BTW, after seeing David Fokos' superb images in View Camera, I wrote to him to enquire about the price of a print - for Two Rocks, the price ranged from $1800 (13") to $2400 (36"). Beyond my price range, unfortunately.

-- fw (finneganswake@altavista.net), July 13, 2000.



Thanks for the responses everyone. I like images with multiple interpretations and am happy to have taken one, even if I didn't fully realise it at the time.

As well as the sense of isolated play I was trying to capture the capsule feeling of being in clock-stopping near-whiteout. It looks as if this interpretation wins out for those who weren't there to see the boys' behaviour when the photo was taken. It is very hard to judge distances and scales in this sort of fog, which the photo accentuates if you don't know that the figures are pre-teenage boys about four foot tall.

The frontmost boy is carrying a marker wand from a lobsterpot, presumably filched from nearby. In larger versions of the image it is pretty clear that he's carrying something (but what?), so I'm not tempted to clone or dodge it out. One of the things I like is the contrast between his purposeful attitude - with tool in hand - and the following boy's more jaunty stride.

That's bladderwrack seaweed and a rock in the foreground. They help to seperate sea from sky and I think that part of the frame would be duller without some texture. The very faint horizon line and the brightening towards the highly diffused sun on the right also help to avoid uniformity.

One of the things I'm playing with at present is giving the subject some space so I'm glad nobody thought I should crop. Although the lads' attitudes are luck I did wait for them to reach the right part of the breakwater - a semi-critical moment if you like.

-- Struan Gray (struan.gray@sljus.lu.se), July 17, 2000.


Mmmm, I like it: mean and moody. I'd like it even more mean and moody --- If you get a chance, try to print on harder paper for a little more contrast. Something like:

Not great, but do you see what I mean?

Nice picture though -- can I come and visit sometime? :-)



-- Allan Engelhardt (allane@cybaea.com), July 20, 2000.

I must ... leave ... this ... image ... alone ...

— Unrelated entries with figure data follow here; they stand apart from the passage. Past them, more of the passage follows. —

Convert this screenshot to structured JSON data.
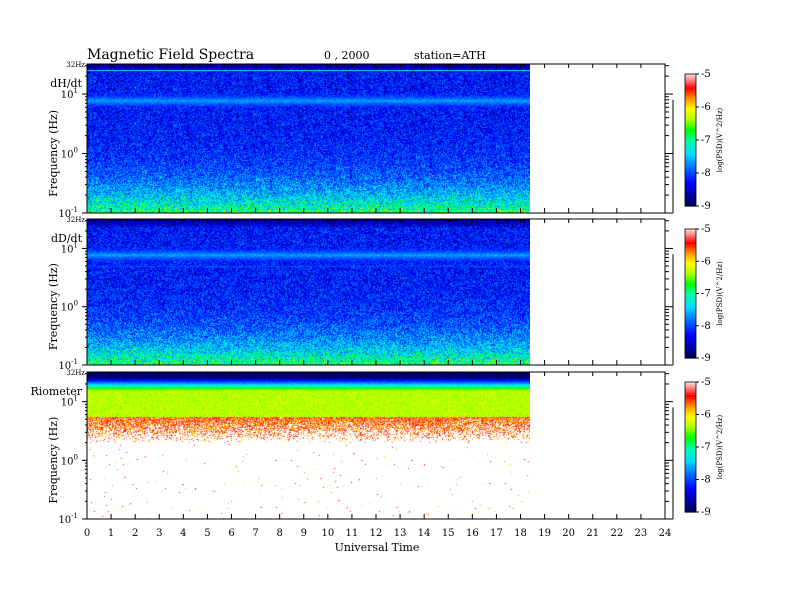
{
  "header": {
    "title": "Magnetic  Field  Spectra",
    "date": "0  , 2000",
    "station": "station=ATH"
  },
  "chart_data": [
    {
      "type": "heatmap",
      "panel_label": "dH/dt",
      "top_label": "32Hz",
      "ylabel": "Frequency  (Hz)",
      "ytick_labels": [
        "10^1",
        "10^0",
        "10^-1"
      ],
      "xlim": [
        0,
        24
      ],
      "data_end_hour": 18.4,
      "ylim_hz": [
        0.1,
        32
      ],
      "colorbar": {
        "label": "log(PSD)(V^2/Hz)",
        "range": [
          -9,
          -5
        ],
        "ticks": [
          "-5",
          "-6",
          "-7",
          "-8",
          "-9"
        ]
      },
      "features": {
        "background_level": -8.2,
        "low_freq_level": -7.3,
        "band_hz": [
          7.8
        ],
        "band_level": -7.6,
        "line_hz": [
          1.0,
          25
        ]
      }
    },
    {
      "type": "heatmap",
      "panel_label": "dD/dt",
      "top_label": "32Hz",
      "ylabel": "Frequency  (Hz)",
      "ytick_labels": [
        "10^1",
        "10^0",
        "10^-1"
      ],
      "xlim": [
        0,
        24
      ],
      "data_end_hour": 18.4,
      "ylim_hz": [
        0.1,
        32
      ],
      "colorbar": {
        "label": "log(PSD)(V^2/Hz)",
        "range": [
          -9,
          -5
        ],
        "ticks": [
          "-5",
          "-6",
          "-7",
          "-8",
          "-9"
        ]
      },
      "features": {
        "background_level": -8.2,
        "low_freq_level": -7.3,
        "band_hz": [
          7.8,
          5.0
        ],
        "band_level": -7.6,
        "line_hz": []
      }
    },
    {
      "type": "heatmap",
      "panel_label": "Riometer",
      "top_label": "32Hz",
      "ylabel": "Frequency  (Hz)",
      "ytick_labels": [
        "10^1",
        "10^0",
        "10^-1"
      ],
      "xlim": [
        0,
        24
      ],
      "data_end_hour": 18.4,
      "ylim_hz": [
        0.1,
        32
      ],
      "colorbar": {
        "label": "log(PSD)(V^2/Hz)",
        "range": [
          -9,
          -5
        ],
        "ticks": [
          "-5",
          "-6",
          "-7",
          "-8",
          "-9"
        ]
      },
      "features": {
        "top_level": -8.8,
        "peak_level": -6.3,
        "fade_to_hz": 2,
        "sparse_level": -6.0
      }
    }
  ],
  "xaxis": {
    "label": "Universal Time",
    "ticks": [
      "0",
      "1",
      "2",
      "3",
      "4",
      "5",
      "6",
      "7",
      "8",
      "9",
      "10",
      "11",
      "12",
      "13",
      "14",
      "15",
      "16",
      "17",
      "18",
      "19",
      "20",
      "21",
      "22",
      "23",
      "24"
    ]
  }
}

OK, so I have no willpower. I just can help looking at (and -- sorry! -- playing with) this image. It is so graphical. I guess I'm really facinated by the strong lines. I like this image. Tack så mycket for posting it.

Enough! Off to the beach tomorrow!



-- Allan Engelhardt (allane@cybaea.com), July 20, 2000.

Allan, we have a bridge now so you've no excuse not to visit. I generally go to Mvlle and the nearby Kullen peninsula for landscapes (and Denmark's best rock climbing :-) but it's a good place for people watching too. Incidentally, there is a very good book of B+W panoramic photographs taken during the building of the bridge just been published called somthing like Pylonia. It has some great people panoramics.

I love playing around with tonality and cropping on the computer and it feeds back into my darkroom work in what I feel is a positive way. It's certainly a hell of a lot easier to get greyscale seperation just right when you can alter it in real time. It's a shame no two monitors look alike though.

(I'm about to take a week's holiday, so forgive me if I appear unresponsive for a while).